Die Bemühungen, Töne zu erhalten, die unabhängig von unterschiedlichen Obertonreihen eine absolute Tonhöhe haben, machen deutlich, dass entweder die Oktave oder aber alle anderen Intervalle rein sind. Ohne eine reine Oktave ist die abendländische Musikkultur aber nicht denkbar. Die Konsequenz wäre ja, dass sich kein Ton im jeweils höheren Register wiederholen würde. Die Reinheit aller weiteren Intervalle soll aber auch nicht geopfert werden. Das mitteleuropäische ästhetische Empfinden in der ersten Hälfte des 16. Jahrhunderts verlangt auch nach einer reinen großen Terz. Also gilt es, die Reinheit der restlichen Intervalle in akzeptablem Maße dergestalt zu opfern, dass Oktaven und große Terzen rein sein können.

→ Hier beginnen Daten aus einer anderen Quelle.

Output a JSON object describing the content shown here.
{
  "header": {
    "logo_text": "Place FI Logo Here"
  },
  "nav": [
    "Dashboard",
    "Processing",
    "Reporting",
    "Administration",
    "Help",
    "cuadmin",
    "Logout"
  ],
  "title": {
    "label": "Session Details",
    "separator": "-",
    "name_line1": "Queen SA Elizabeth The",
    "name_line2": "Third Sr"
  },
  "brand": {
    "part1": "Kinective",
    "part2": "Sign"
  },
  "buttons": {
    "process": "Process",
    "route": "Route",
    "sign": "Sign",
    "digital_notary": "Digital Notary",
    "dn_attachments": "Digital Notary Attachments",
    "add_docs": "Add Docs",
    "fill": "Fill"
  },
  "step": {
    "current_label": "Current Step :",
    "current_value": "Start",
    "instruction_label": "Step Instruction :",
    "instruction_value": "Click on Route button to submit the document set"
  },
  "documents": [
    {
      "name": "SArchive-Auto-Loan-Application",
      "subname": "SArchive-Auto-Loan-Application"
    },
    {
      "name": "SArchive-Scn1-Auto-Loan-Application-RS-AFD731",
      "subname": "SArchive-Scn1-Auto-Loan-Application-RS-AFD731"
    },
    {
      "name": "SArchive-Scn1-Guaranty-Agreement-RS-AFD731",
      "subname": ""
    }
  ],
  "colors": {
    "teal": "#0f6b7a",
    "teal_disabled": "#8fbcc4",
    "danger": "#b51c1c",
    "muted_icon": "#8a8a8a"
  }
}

Der Ausgleich gelingt am besten durch Quinten, denn: Vier Quinten mit dem Verhältnis 2:3 sind größer als die Summe zweier Oktaven mit dem Verhältnis 1:2 und einer gr. Terz mit dem Verhältnis 4:5.
Bei der Terz, die durch die Schichtung der vier Quinten entsteht (rosa), handelt es sich um die pythagoreische Terz, die um das syntonische Komma größer ist, als die reine große Terz. Der Ausgleich dieses Kommas gelingt dadurch, dass die Differenz, die das syntonische Komma ausmacht auf die vier Quinten verteilt wird:
Die vier Quinten werden je um 1/4 des syntonischen Kommas enger gestimmt.
Der Unterschied zwischen der reinen und der engen mitteltönigen Quinte ist kaum zu hören, wenn die Quinttöne nacheinender (sukzessiv) erklingen:
Dieses Ausgleichsintervall (1/4 des syntonischen Kommas) wird auf elf Quinten übertragen. Die zwölfte ist eigentlidh eine verminderte Sexte. Sie ist unbrauchbar, da sie durch die Verengung aller anderen Quinten zu weit ist.